通行人を教材にしながら、インドのカーストについて授業をしてもらった。
ふたりでボケッと手すりにもたれながら、あれは○○、…あれは△△、とやってゆくのだが、僕には違いがさっぱり判らない。
オヤジによると、特に女性は服装の微妙な違いである程度カーストが特定できるみたいである。
僕が本で読んだのと少し呼び名が違うが、カーストを大別すると、バラモン、シャットリール、ヴェッシュ、シュドル、という4段階に分かれるのだそうだ。
そしてそれぞれがまた細かく分かれていて、オヤジの故郷らへんでは24のカーストがあるらしかった。
ふうん、・・・見た目で僕に判るのは靴を履いてるかゾウリを履いてるか裸足かの3段階なんだけど、それはカーストに関係あるのかなあ?
と質問してみると、それは必ずしもカーストによるものではなく、経済力とカーストの上下とは必ずしも一致しない という答えである。

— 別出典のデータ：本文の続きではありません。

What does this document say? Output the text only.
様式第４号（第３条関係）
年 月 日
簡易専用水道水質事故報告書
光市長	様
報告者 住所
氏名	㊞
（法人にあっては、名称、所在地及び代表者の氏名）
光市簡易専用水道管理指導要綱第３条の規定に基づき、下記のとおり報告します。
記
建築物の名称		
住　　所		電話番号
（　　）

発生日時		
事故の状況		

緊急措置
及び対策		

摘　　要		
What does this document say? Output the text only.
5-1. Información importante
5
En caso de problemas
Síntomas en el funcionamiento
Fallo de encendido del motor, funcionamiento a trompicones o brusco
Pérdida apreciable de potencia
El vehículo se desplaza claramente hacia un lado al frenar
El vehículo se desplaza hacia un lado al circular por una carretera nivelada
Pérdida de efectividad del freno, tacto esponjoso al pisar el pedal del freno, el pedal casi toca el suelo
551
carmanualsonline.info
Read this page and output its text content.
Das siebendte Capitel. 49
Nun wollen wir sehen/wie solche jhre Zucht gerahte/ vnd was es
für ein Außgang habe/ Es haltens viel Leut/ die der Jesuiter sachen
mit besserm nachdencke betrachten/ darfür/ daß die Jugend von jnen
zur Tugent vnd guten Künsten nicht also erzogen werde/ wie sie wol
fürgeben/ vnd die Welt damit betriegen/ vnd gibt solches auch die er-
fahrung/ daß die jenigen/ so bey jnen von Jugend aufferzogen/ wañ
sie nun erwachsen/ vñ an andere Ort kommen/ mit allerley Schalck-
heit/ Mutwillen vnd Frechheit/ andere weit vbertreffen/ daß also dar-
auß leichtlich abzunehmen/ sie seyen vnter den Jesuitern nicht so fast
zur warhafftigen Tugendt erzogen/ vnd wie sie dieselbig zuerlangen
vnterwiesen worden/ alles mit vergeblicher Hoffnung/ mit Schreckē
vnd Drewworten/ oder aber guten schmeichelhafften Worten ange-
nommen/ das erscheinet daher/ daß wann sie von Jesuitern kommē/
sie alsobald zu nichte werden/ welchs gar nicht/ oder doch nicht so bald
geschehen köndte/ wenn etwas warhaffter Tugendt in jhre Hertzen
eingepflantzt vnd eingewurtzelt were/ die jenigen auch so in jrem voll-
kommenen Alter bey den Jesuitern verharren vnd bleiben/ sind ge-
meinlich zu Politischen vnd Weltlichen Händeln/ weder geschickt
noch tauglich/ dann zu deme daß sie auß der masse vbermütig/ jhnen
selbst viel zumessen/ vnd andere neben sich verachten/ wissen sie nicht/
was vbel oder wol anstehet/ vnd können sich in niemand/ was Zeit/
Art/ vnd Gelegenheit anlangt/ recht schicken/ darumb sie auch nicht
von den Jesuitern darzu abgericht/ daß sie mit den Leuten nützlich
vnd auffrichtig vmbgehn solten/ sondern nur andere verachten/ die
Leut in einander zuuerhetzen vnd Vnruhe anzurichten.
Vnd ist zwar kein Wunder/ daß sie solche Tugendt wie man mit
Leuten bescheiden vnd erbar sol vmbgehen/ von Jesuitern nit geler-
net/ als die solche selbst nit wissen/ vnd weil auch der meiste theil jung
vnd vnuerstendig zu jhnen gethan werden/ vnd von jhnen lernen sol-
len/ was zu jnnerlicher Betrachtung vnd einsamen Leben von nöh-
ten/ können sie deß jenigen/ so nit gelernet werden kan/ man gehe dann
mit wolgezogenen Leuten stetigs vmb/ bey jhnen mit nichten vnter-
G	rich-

オレのカーストはバラモンだけど、こんな安宿の経営者だし、たいていゾウリ履いて歩いてるぞ
(けれども、カーストをバラモンと明かした時のオヤジの表情はちょっと得意げであった。)
うん、僕もいっつもゾウリ履いてるなあ
いやいや、ジャパニ、お前はヒンズー教徒じゃないんだから、制度的にはカーストの中にすら入っていないランク外の扱いなんだぞ
・・・ふうん
インドはその後の僕の旅の中でも一番長く滞在した国になるのだが、結局最後までこのカーストというやつはさっぱり判らなかったし、まったく気にもしていなかったように思える。